Razones para venerar a San Pedro Almodóvar

Razones para venerar a San Pedro Almodóvar

Íbamos a la sesión golfa de los Alphaville y luego abrevábamos en La Vía Láctea cuando la Vía Láctea era silencio porque los de la Movida se habían largado y todavía no se había producido el desembarco de los nuevos modernos que repoblarían Malasaña. Mediados de los 90 del pretérito siglo XX. La planta superior de La Vía Láctea estaba empapelada con recortes de viejas revistas del corazón y mientras te tomabas la copa lo mismo podias mirar un posado de una Lola Flores yeyé entre cardos borriqueros que a Julio Iglesias recién aterrizado en Miami.

Íbamos Vallejo, Juan y yo a ver Pepi, Luci, Bom o Entre tinieblas o Laberinto de pasiones. También recuerdo cuando acudimos el día del mismísimo estreno a pasmarnos con Átame en un cine de la Gran Vía. Salir de las películas de Almodóvar era como haber inyectado en vena un potentísimo estimulante y buscábamos después el mapa de la ciudad subterránea que nos condujese a esa fiesta con boleros que el director manchego componía en cada pieza.

Más tarde me distancié de Almodóvar y cultivé un desdén estetizante, fumando en la cafetería de la facultad mientras disertaba sobre la adrelanínica violencia de Oliver Stone en Asesinos natos. Olvidé (alguna vez) acudir a mi cita con el manchego que vino del frío y no dudé en hacerme el joven tildándole de decadente, pero no olvidemos que yo era joven entonces y a los jóvenes les gusta presumir de su juventud, que es lo más precioso que poseen. Que la vida iba en serio etcétera. El paso del tiempo atempera, supongo, la estupidez y un día, viendo La2, estaban poniendo Los amantes pasajeros, una de las más denostadas comedias almodovarianas. Y me cautivó. Volví a Pedro Almodovar y el propio director explicó, tras el pase de la película, las claves de ese título con el que un señor mayor pretendía regresar a las fiestas perdidas de sus años dorados. Y, de algún modo, regresaba con McNamara al Rock-Ola (o al Agapo) en ese avión en cuyo interior se ejecutaban coreografías delirantes.

Creo que no hay director más joven que Pedro Almodóvar. Revisando su filmografía (disponible ahora en Netflix) puede comprobarse que casi todos sus títulos, hasta los más imperfectos, contienen una potencia fílmica inmensa, por mucho que hayan pasado los años. Resulta fascinante, sobre todo, el modo en que continúa introduciendo en su manera de rodar, en sus guiones, en la elección de quien interpreta sus películas, algo del underground en el que se inició.

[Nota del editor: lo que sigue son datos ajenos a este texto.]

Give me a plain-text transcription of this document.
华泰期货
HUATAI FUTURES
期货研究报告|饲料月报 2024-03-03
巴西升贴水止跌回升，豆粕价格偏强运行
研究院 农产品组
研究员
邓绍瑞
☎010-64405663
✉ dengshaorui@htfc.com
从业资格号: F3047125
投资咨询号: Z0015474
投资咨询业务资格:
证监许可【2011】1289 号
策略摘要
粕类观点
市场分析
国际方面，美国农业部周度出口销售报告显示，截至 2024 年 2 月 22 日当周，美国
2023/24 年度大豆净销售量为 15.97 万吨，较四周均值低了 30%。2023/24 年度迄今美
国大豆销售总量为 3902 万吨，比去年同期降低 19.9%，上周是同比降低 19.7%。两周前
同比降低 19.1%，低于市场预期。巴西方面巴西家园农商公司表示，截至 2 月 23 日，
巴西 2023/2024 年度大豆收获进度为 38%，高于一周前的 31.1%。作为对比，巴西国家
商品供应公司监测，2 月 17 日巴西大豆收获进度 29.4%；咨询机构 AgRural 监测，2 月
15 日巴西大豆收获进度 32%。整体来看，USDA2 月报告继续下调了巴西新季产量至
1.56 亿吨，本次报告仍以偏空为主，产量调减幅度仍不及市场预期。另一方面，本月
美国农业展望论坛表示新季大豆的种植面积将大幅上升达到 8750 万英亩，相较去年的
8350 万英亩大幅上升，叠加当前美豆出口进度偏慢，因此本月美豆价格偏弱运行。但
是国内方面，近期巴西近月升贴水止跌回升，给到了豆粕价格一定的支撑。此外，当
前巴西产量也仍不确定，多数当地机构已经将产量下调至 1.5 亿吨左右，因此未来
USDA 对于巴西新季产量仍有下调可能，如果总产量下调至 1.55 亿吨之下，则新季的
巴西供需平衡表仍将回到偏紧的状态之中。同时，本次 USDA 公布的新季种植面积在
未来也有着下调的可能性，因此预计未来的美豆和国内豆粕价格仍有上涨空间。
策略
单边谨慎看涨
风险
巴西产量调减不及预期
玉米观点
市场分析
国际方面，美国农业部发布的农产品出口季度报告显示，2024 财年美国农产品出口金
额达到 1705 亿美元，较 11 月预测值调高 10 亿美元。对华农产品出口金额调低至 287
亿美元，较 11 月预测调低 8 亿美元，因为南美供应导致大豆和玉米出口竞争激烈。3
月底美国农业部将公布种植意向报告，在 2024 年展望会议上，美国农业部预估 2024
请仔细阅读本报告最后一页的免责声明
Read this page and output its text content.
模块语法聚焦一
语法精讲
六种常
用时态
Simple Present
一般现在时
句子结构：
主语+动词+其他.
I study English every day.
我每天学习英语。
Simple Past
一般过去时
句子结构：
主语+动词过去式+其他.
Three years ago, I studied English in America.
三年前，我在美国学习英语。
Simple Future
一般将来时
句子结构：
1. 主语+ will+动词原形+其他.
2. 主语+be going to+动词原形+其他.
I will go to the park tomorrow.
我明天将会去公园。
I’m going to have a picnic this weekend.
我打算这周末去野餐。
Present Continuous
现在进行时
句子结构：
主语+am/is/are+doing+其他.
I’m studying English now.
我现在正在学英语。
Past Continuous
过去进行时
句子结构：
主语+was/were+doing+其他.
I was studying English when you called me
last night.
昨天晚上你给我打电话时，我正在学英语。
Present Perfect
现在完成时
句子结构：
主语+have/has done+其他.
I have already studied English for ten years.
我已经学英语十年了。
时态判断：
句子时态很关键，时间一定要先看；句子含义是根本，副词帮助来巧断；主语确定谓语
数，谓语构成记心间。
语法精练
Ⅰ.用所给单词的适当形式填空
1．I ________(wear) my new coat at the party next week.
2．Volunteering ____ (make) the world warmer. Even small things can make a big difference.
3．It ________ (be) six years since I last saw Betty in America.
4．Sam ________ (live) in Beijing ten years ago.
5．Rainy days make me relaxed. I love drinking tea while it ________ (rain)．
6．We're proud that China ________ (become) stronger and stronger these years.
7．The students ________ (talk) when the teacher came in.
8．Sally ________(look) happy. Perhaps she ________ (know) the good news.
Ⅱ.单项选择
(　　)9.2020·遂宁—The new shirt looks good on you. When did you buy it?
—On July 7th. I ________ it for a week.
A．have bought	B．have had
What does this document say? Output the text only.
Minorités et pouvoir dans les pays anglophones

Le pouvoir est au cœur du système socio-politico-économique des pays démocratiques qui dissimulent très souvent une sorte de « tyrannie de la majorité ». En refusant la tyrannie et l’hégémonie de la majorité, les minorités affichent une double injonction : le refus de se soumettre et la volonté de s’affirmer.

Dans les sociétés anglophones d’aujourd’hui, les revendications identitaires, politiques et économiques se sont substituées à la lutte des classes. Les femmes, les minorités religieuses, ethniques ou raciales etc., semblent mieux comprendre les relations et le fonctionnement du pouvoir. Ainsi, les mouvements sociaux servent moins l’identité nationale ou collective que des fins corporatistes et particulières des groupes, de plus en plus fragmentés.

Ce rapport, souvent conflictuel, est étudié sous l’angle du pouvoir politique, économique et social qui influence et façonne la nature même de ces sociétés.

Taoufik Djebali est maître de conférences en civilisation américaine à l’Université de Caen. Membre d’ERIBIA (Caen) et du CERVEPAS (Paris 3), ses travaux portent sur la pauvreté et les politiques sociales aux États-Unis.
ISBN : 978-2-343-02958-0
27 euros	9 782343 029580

Ese amiguete que hace una aparición fugaz (actuando endemoniandamente mal), esa pedorreta en forma de broma fuera de lugar, ese kitch tan suyo. Y luego , por encima de todo, la mirada almodovariana, su talento para pintar de colores la realidad, el modo en que pasa de la risa al llanto. La capacidad para emocionar desde lugares inverosímiles.

Dolor y gloria es una obra maestra de difícil explicación. Contiene una poesía absolutamente prodigiosa. La crisis de la edad madura como fin de trayecto y la infancia como imposible destino de retorno.

Este fin de semana acometeré la gozosa tarea de degustar en Netflix esas Madres paralelas que en el extranjero celebran como obra de mérito y aquí han provocado un estruendoso silencio. Puede que, como me ha sucedido otras veces con Almodóvar, la película no me convenza. Y, sin embargo, sé que quiero que jamás deje Almodóvar de rodar y que sus películas sean infinitas.. Y pido, de paso, que vuelvan las sesiones golfas a los Alphaville, e incluso que reabran aquel bar con graderío donde tomábamos la primera copa antes de lanzarnos a conquistar la noche madrileña  y un poco antes de darnos cuenta de que se nos había hecho tardísimo. Demasiado tarde. Sea como sea. Almodóvar por siempre. Brindemos por eso.